Law School Case Brief
In re Walt Disney Co. Derivative Litig. - 825 A.2d 275 (Del. Ch. 2003)
With respect to whether a plaintiff's complaint survives a Del. Ch. Ct. R. 23.1 motion to dismiss under the Aronson second prong, in order for demand to be excused under the second prong of Aronson, the plaintiffs must allege particularized facts that raise doubt about whether the challenged transaction is entitled to the protection of the business judgment rule. The plaintiffs may rebut the presumption that the board's decision is entitled to deference by raising a reason to doubt whether the board's action is taken on an informed basis or whether the directors honestly and in good faith believe that the action is in the best interests of the corporation. Thus, the plaintiffs must plead particularized facts sufficient to raise (1) a reason to doubt that the action is taken honestly and in good faith, or (2) a reason to doubt that the board is adequately informed in making the decision.

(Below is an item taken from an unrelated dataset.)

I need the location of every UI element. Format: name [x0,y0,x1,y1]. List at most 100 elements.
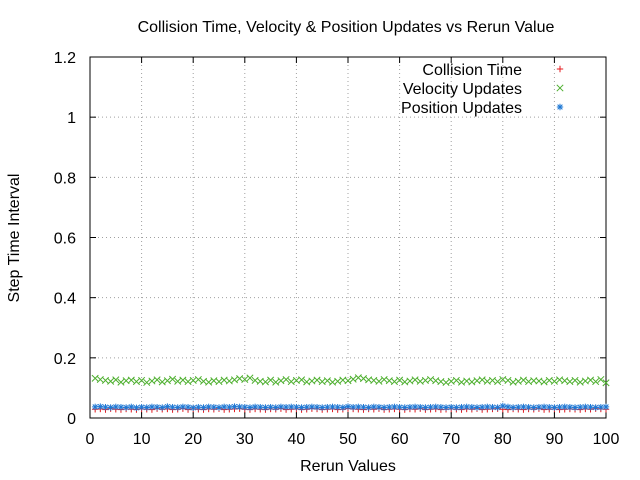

In this derivative action filed on behalf of nominal defendant Walt Disney Company, plaintiffs alleged that the defendant directors breached their fiduciary duties when they blindly approved an employment agreement with defendant president Michael Ovitz and then, again without any review or deliberation, ignored defendant CEO Michael Eisner's dealings with Ovitz regarding his non-fault termination. Plaintiffs sought rescission and/or money damages from defendants and Ovitz, or compensation for damages allegedly sustained by Disney and disgorgement of Ovitz's unjust enrichment.
Was the motion to dismiss meritorious?
The chancery court treated the dismissal motion (converted to a summary judgment motion because defendants relied on documents not in the complaint) as a dismissal motion and did not consider the other documents. CEO Eisner and president Ovitz had been friends for 25 years when the presidency opened when a prior president of the entertainment corporation died. The allegations included that the CEO negotiated the president's hiring and that the compensation committee and the old directors knowingly or intentionally abdicated their responsibility to exercise business judgment and to make a good faith attempt to fulfill their fiduciary duties to the Disney corporation and its shareholders to review the hiring. Similar allegations were made for the termination against the new board. The hiring and termination allegedly awarded president Ovitz in excess of $140,000,000 for barely one year of allegedly ineffectual service. The president's employment arrangement involved, in part, a large salary, stock options back-dated to be in the money, discretionary bonuses (both vested unless he was fired for cause), and an arranged no-fault termination so vesting would take place. The chancery court decided the alleged facts excused demand, and, if proven true, portrayed directors consciously indifferent to a material corporation issue, the law had to intervene against an abuse of trust, and denied the motion to dismiss the claims against (1) board members, concerning fiduciary duty breaches and waste, and (2) president Ovitz, for breach of his fiduciary duties by engaging in a self-interested transaction with his friend, CEO Eisner.